Part D: Ethical Fading

answer the following questions (approx 200-300 words):

•Can you explain the concept of ethical fading and perhaps give an example of when it happened to you?

•Can you think of a situation where you were so intent upon pleasing an authority figure, fitting in with your friends, or achieving a goal that you failed to give an ethical issue your full attention? Did that situation cause you regret?

•Can you think of an example of a friend who might have been the victim of ethical fading? Or a person in the news recently?


Part E: Incentive Gaming

answer the following questions (approx 200-300 words):

1. When have you been paid based on your performance, and how did this alter the way you approached your job (for the better and for the worse)?

2. Grades are partly intended to provide incentives for quality work. How do students strategically game grading systems in ways that might pervert this intent?

3. Is gaming unethical, or is it just rationally responding to the incentive system? Whose responsibility is it to stop gaming: the person who designs the incentive system, or the person who exploits it?

4. How do you draw the line between gaming and cheating?


Part F: Loss Aversion

answer the following questions (approx 200-300 words):

1. Studies show that people hate losses twice as much as they enjoy gains? Is that consistent with your experience?

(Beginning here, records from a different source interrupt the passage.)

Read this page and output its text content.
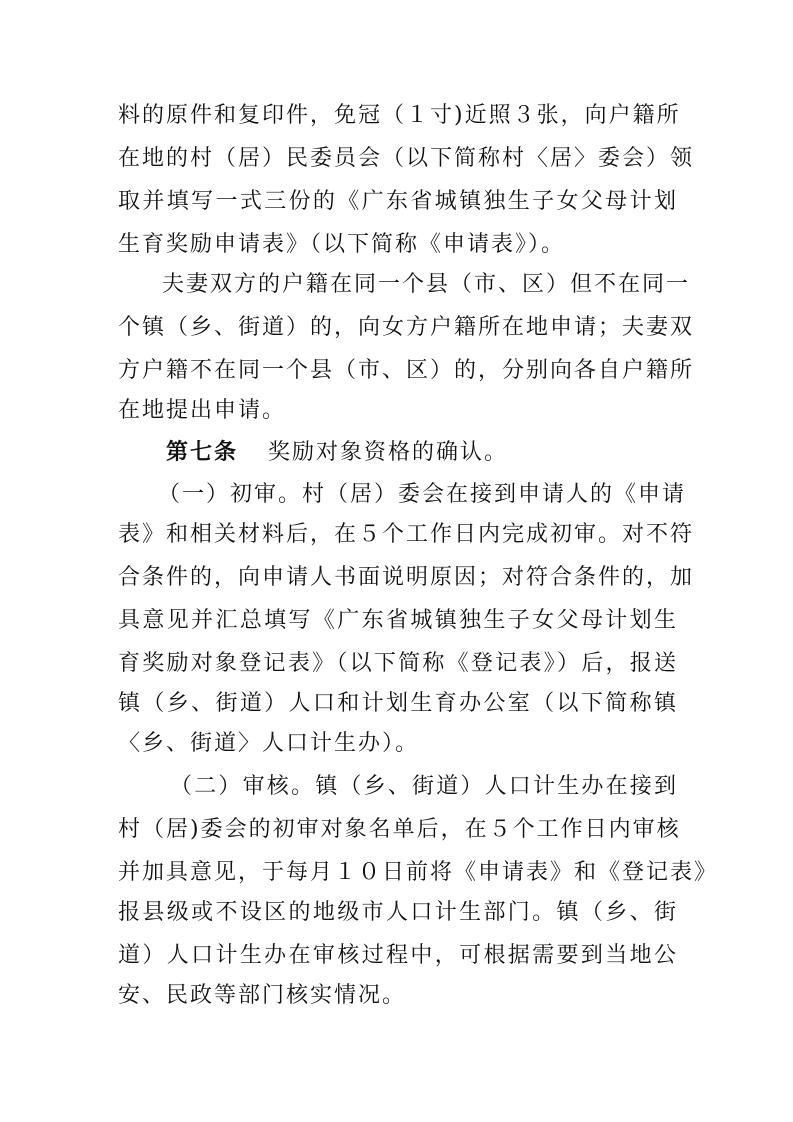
料的原件和复印件，免冠（１寸)近照３张，向户籍所
在地的村（居）民委员会（以下简称村〈居〉委会）领
取并填写一式三份的《广东省城镇独生子女父母计划
生育奖励申请表》（以下简称《申请表》）。
夫妻双方的户籍在同一个县（市、区）但不在同一
个镇（乡、街道）的，向女方户籍所在地申请；夫妻双
方户籍不在同一个县（市、区）的，分别向各自户籍所
在地提出申请。
第七条 奖励对象资格的确认。
（一）初审。村（居）委会在接到申请人的《申请
表》和相关材料后，在５个工作日内完成初审。对不符
合条件的，向申请人书面说明原因；对符合条件的，加
具意见并汇总填写《广东省城镇独生子女父母计划生
育奖励对象登记表》（以下简称《登记表》）后，报送
镇（乡、街道）人口和计划生育办公室（以下简称镇
〈乡、街道〉人口计生办）。
（二）审核。镇（乡、街道）人口计生办在接到
村（居)委会的初审对象名单后，在５个工作日内审核
并加具意见，于每月１０日前将《申请表》和《登记表》
报县级或不设区的地级市人口计生部门。镇（乡、街
道）人口计生办在审核过程中，可根据需要到当地公
安、民政等部门核实情况。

2. Have you ever been caught off guard doing something you probably shouldn’t have been doing (eating the last cookie in the cookie jar, peeking in someone’s diary, touching your mother’s jewellery) and when surprised with the question: “What are you doing?”, quickly and almost automatically (and falsely) said: “Nothing!”

3. A recent study found that when people were under time pressure, they were more willing to cheat to avoid losses (“losing the sale”) than to accrue gains (“getting the sale”). Do you think that is how you would react?

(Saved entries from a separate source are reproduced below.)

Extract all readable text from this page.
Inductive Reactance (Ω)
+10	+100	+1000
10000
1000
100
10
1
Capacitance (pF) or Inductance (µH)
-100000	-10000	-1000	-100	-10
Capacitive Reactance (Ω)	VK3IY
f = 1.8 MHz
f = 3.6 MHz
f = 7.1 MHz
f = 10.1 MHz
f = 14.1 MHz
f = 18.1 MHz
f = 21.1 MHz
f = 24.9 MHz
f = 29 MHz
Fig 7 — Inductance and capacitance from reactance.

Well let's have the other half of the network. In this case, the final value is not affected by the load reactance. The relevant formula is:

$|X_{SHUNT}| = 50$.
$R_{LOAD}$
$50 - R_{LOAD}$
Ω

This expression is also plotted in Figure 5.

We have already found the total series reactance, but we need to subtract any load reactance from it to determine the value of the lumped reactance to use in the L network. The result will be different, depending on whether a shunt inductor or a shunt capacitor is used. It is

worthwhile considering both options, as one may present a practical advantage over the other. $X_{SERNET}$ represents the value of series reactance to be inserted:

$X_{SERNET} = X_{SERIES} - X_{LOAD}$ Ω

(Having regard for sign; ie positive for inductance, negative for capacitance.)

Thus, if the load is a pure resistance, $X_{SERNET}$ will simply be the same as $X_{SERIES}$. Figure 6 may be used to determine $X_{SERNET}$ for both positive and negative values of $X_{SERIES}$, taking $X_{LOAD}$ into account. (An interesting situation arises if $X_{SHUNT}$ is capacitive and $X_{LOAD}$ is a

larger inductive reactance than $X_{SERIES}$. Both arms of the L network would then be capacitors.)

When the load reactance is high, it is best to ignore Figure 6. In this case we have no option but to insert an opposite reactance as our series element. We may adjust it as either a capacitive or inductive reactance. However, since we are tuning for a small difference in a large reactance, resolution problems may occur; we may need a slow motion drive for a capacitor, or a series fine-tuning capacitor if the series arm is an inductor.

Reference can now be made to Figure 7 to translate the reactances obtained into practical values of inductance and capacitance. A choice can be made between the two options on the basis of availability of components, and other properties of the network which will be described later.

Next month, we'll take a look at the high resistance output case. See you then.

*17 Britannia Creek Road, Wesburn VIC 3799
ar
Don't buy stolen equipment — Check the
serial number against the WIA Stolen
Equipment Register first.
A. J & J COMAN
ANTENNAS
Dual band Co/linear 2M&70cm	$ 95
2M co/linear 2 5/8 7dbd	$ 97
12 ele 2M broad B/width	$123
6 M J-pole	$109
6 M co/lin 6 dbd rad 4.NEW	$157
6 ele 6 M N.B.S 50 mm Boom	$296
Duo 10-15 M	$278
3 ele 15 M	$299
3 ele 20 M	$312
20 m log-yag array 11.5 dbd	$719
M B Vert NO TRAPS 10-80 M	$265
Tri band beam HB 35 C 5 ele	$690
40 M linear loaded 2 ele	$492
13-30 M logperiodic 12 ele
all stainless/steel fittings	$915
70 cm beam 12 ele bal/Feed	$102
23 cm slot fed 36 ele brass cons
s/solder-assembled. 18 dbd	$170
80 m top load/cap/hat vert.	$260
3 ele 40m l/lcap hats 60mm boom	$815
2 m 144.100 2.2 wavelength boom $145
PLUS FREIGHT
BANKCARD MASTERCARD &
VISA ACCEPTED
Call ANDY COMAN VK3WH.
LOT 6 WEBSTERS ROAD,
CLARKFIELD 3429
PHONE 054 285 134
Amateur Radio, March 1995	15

4. Can you think of any situations where you or someone you know may have made decisions affected by loss aversion?

5. What steps can people take to minimize the chance that loss aversion will help lead them to act unethically?


Pat G: Moral Agent & Moral Subject

answer the following questions (approx 200-300 words):

1. Name some abilities that are essential for someone to be a moral agent.

2. What is necessary for someone to be a subject of moral worth?

3. What is the difference between someone being a subject of moral worth and someone being included in the moral community?


Part H: Fundamental Attributions Error

answer the following questions (approx 200-300 words):

1. If you met a famous white-collar criminal, what would you expect him (or, occasionally, her) to be like?

2. Why do you think it is so common to hear white collar criminals described by their neighbours as “the nicest guy,” “a real family man,” etc.?

3. Can you think of things that you have done in the past that you wish you hadn’t and that you do not believe represent your true character?

4. How can we endeavour to judge people’s character more accurately?